Не было в стрельцах прежнего куража и боевого задора, чем слыли они в турецкую кампанию. Весь свой пыл на красных девках подрастеряли…
— Вот что, стрельцы… Велено нам оружие складывать и сдаваться на милость ближнего боярина Алексея Семенович Шеина. И теперь нам решать: соглашаться или все-таки далее топать до Москвы!
Воины словно окаменели. Предстоящий бой воспринимался ими как данность. От него не спрятаться и не увернуться. А как хочется в очередной раз перехитрить костлявую! И так не хочется помирать, когда до родного дома осталось не более двух десятков верст! На какое-то время над полем установилась тишина. Только какая-то надоедливая птаха теребила души заливистой трелью.
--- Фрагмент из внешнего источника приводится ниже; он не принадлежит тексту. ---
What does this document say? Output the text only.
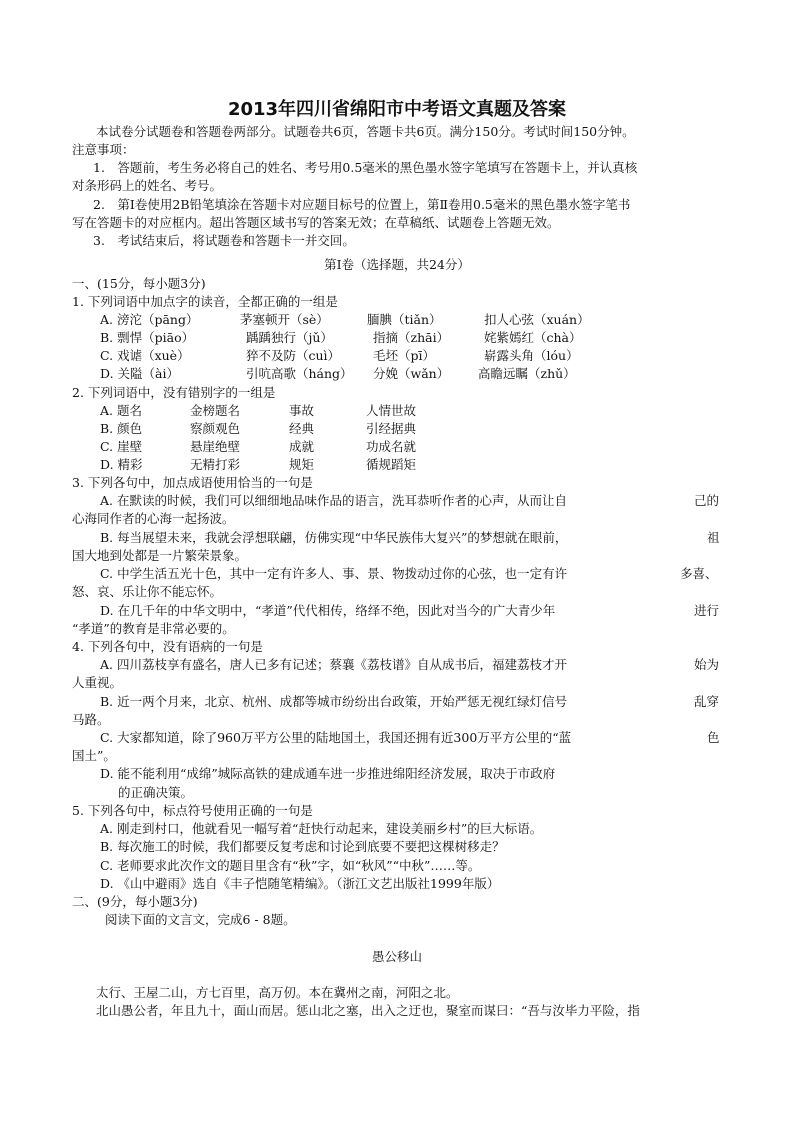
2013年四川省绵阳市中考语文真题及答案
本试卷分试题卷和答题卷两部分。试题卷共6页，答题卡共6页。满分150分。考试时间150分钟。
注意事项：
1.　答题前，考生务必将自己的姓名、考号用0.5毫米的黑色墨水签字笔填写在答题卡上，并认真核
对条形码上的姓名、考号。
2.　第Ⅰ卷使用2B铅笔填涂在答题卡对应题目标号的位置上，第Ⅱ卷用0.5毫米的黑色墨水签字笔书
写在答题卡的对应框内。超出答题区域书写的答案无效；在草稿纸、试题卷上答题无效。
3.　考试结束后，将试题卷和答题卡一并交回。
第Ⅰ卷（选择题，共24分）
一、(15分，每小题3分)
1. 下列词语中加点字的读音，全都正确的一组是
A. 滂沱（pāng）	茅塞顿开（sè）	腼腆（tiǎn）	扣人心弦（xuán）
B. 剽悍（piāo）	踽踽独行（jǔ）	指摘（zhāi）	姹紫嫣红（chà）
C. 戏谑（xuè）	猝不及防（cuì）	毛坯（pī）	崭露头角（lóu）
D. 关隘（ài）	引吭高歌（háng） 分娩（wǎn） 高瞻远瞩（zhǔ）
2. 下列词语中，没有错别字的一组是
A. 题名	金榜题名	事故	人情世故
B. 颜色	察颜观色	经典	引经据典
C. 崖壁	悬崖绝壁	成就	功成名就
D. 精彩	无精打彩	规矩	循规蹈矩
3. 下列各句中，加点成语使用恰当的一句是
A. 在默读的时候，我们可以细细地品味作品的语言，洗耳恭听作者的心声，从而让自	己的
心海同作者的心海一起扬波。
B. 每当展望未来，我就会浮想联翩，仿佛实现“中华民族伟大复兴”的梦想就在眼前，	祖
国大地到处都是一片繁荣景象。
C. 中学生活五光十色，其中一定有许多人、事、景、物拨动过你的心弦，也一定有许	多喜、
怒、哀、乐让你不能忘怀。
D. 在几千年的中华文明中，“孝道”代代相传，络绎不绝，因此对当今的广大青少年	进行
“孝道”的教育是非常必要的。
4. 下列各句中，没有语病的一句是
A. 四川荔枝享有盛名，唐人已多有记述；蔡襄《荔枝谱》自从成书后，福建荔枝才开	始为
人重视。
B. 近一两个月来，北京、杭州、成都等城市纷纷出台政策，开始严惩无视红绿灯信号	乱穿
马路。
C. 大家都知道，除了960万平方公里的陆地国土，我国还拥有近300万平方公里的“蓝	色
国土”。
D. 能不能利用“成绵”城际高铁的建成通车进一步推进绵阳经济发展，取决于市政府
的正确决策。
5. 下列各句中，标点符号使用正确的一句是
A. 刚走到村口，他就看见一幅写着“赶快行动起来，建设美丽乡村”的巨大标语。
B. 每次施工的时候，我们都要反复考虑和讨论到底要不要把这棵树移走？
C. 老师要求此次作文的题目里含有“秋”字，如“秋风”“中秋”……等。
D. 《山中避雨》选自《丰子恺随笔精编》。（浙江文艺出版社1999年版）
二、(9分，每小题3分)
阅读下面的文言文，完成6 - 8题。
愚公移山
太行、王屋二山，方七百里，高万仞。本在冀州之南，河阳之北。
北山愚公者，年且九十，面山而居。惩山北之塞，出入之迂也，聚室而谋曰：“吾与汝毕力平险，指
— Мы уже выбор сделали, полковник, — проговорил сотник Медведковского полка Ерофеев. — Идем на Москву. Потому и терять нам более нечего. Всюду худо!
— Значит, решено! Развернуть знамена, стрельцы! Трубач, зови к бою! Пусть ворог знает, что мы готовы биться. А теперь выкатываем пушки!
Пушкари спустили орудия с подвод, укрепили. Застыв с зажженными фитилями, пушкари в немом ожидании уставились на Тучу. Медлил полковник, что-то выгадывал, поглядывая на развернувшийся строй государевых людей.
Наконец рука тяжеловато поднялась. Замерла на какое-то время, как если бы призывала к еще большей тишине, и решительно ухнула вниз. Прозвучавший залп смешал передние ряды служивых людей. До стрельцов докатилось перепуганное ржание раненой лошади. Вразнобой затрещали мушкеты, сбив шапку у полковника. Туча поднял шапку, отряхнул налипший сор о колено и с невозмутимым видом натянул ее на самые уши. Теперь не сшибет, супостат!